Attune

Excerpts from the article “Attune” by Timothy Morton. In Veer Ecology.


Since a thing cannot be known directly or totally, one can only attune to it, with greater or lesser degrees of intimacy. This is not a “merely” aesthetic approach to a basically blank extensional substance. Since appearance can't be peeled decisively from the reality of a thing, attunement is a living, dynamic relation with another being.
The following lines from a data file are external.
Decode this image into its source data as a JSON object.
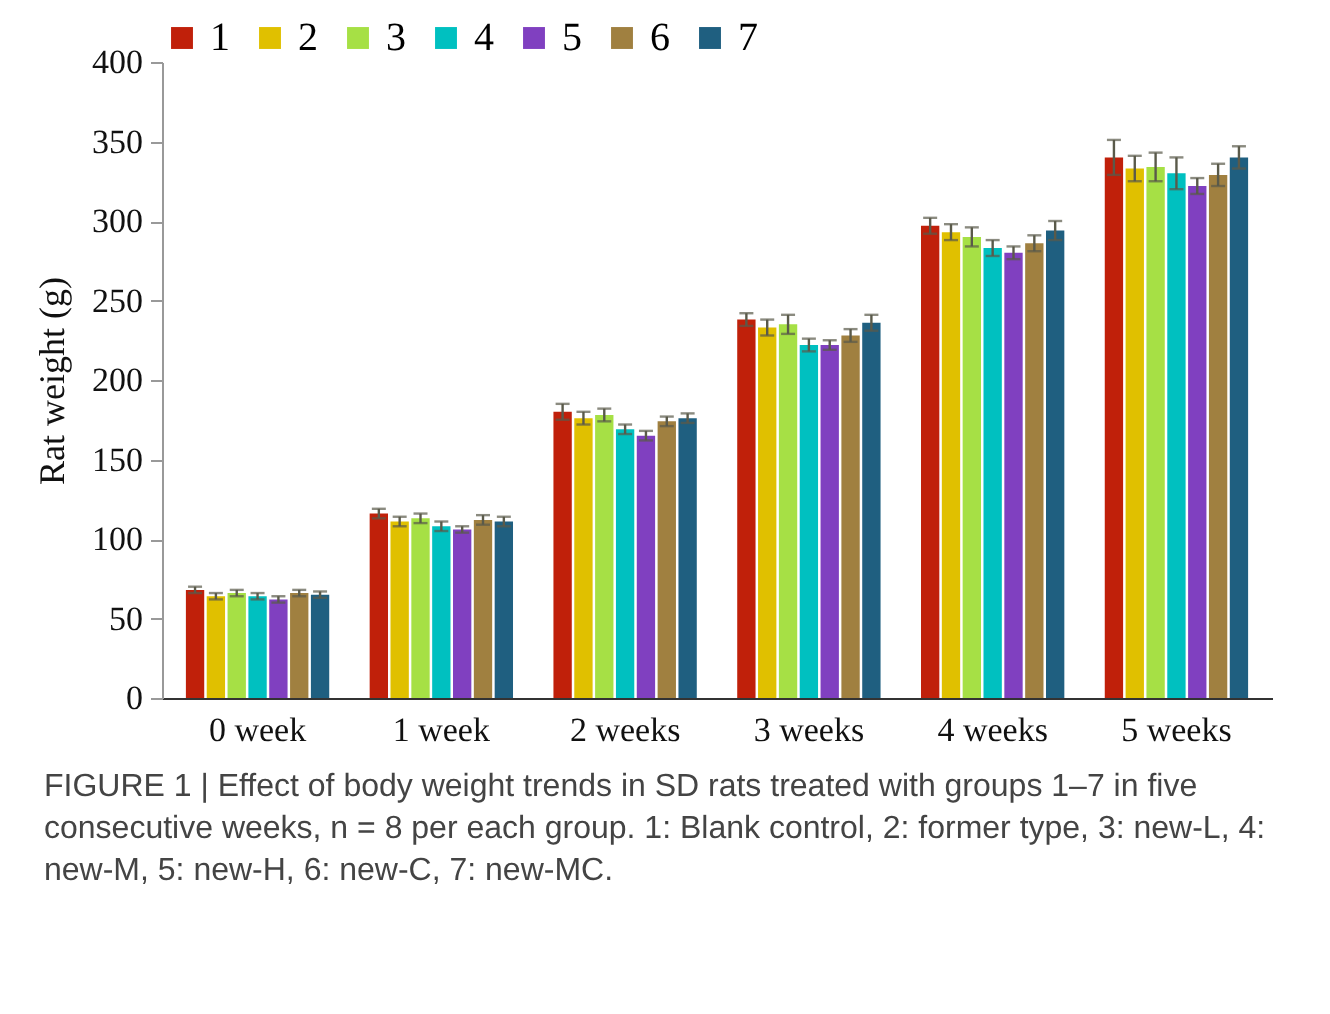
{
  "chart_data": {
    "type": "bar",
    "ylabel": "Rat weight (g)",
    "categories": [
      "0 week",
      "1 week",
      "2 weeks",
      "3 weeks",
      "4 weeks",
      "5 weeks"
    ],
    "ylim": [
      0,
      400
    ],
    "yticks": [
      0,
      50,
      100,
      150,
      200,
      250,
      300,
      350,
      400
    ],
    "grid": false,
    "legend": "top",
    "annotations": [
      "FIGURE 1 | Effect of body weight trends in SD rats treated with groups 1–7 in five consecutive weeks, n = 8 per each group. 1: Blank control, 2: former type, 3: new-L, 4: new-M, 5: new-H, 6: new-C, 7: new-MC."
    ],
    "series": [
      {
        "name": "1",
        "color": "#c0200a",
        "values": [
          68,
          116,
          180,
          238,
          297,
          340
        ],
        "errors": [
          2,
          3,
          5,
          4,
          5,
          11
        ]
      },
      {
        "name": "2",
        "color": "#e0c000",
        "values": [
          64,
          111,
          176,
          233,
          293,
          333
        ],
        "errors": [
          2,
          3,
          4,
          5,
          5,
          8
        ]
      },
      {
        "name": "3",
        "color": "#a6e045",
        "values": [
          66,
          113,
          178,
          235,
          290,
          334
        ],
        "errors": [
          2,
          3,
          4,
          6,
          6,
          9
        ]
      },
      {
        "name": "4",
        "color": "#00c0c0",
        "values": [
          64,
          108,
          169,
          222,
          283,
          330
        ],
        "errors": [
          2,
          3,
          3,
          4,
          5,
          10
        ]
      },
      {
        "name": "5",
        "color": "#8040c0",
        "values": [
          62,
          106,
          165,
          222,
          280,
          322
        ],
        "errors": [
          2,
          2,
          3,
          3,
          4,
          5
        ]
      },
      {
        "name": "6",
        "color": "#a08040",
        "values": [
          66,
          112,
          174,
          228,
          286,
          329
        ],
        "errors": [
          2,
          3,
          3,
          4,
          5,
          7
        ]
      },
      {
        "name": "7",
        "color": "#1f5f80",
        "values": [
          65,
          111,
          176,
          236,
          294,
          340
        ],
        "errors": [
          2,
          3,
          3,
          5,
          6,
          7
        ]
      }
    ]
  }
}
The ecological space of attunement is a space of veering, because rigid differences between active and passive, straight and curved, become impossible to maintain.

[…]

We have recently rediscovered attunement, which is unsurprising, as we have recently rediscovered non-human beings outside the flattening, reifying concept of nature, which almost seems to have been designed to dampen our awareness of attunement space, perhaps just as the “well-tempered” keyboard is designed to reduce the spectral harmonics that haunt a sound owing to its necessary physical embodiment: there is no sound as such, no pure tones, only the sound of a string, the sound of a sine wave generator.

[…]

When we study attunement, we study something that has always been there: ecological intimacy, which is to say intimacy between humans and nonhumans, violently repressed with violent results.

[…]

We spent all this time tuning the world to anthropocenic tones, then delimiting attunement space. We might have to teach birds to tune to wind turbines, and this will be a drag. We want to be comfy in our unwavering, thanatological world.

[…]

I am playing a tune called myself to which you are attuning, but which is itself attuned to you, so that we have an asymmetrical chiasmus between myself and me, between me and you.

[…]

Attunement is the feeling of an object's power over me —I am being dragged by its tractor beam into its orbit.

[…]

Hearing is a chiasmic crisscross between sounds emitted by my ear and pressure waves perturbing the ear's liquids from the outside. The not-me beckons, making me hesitate. Come.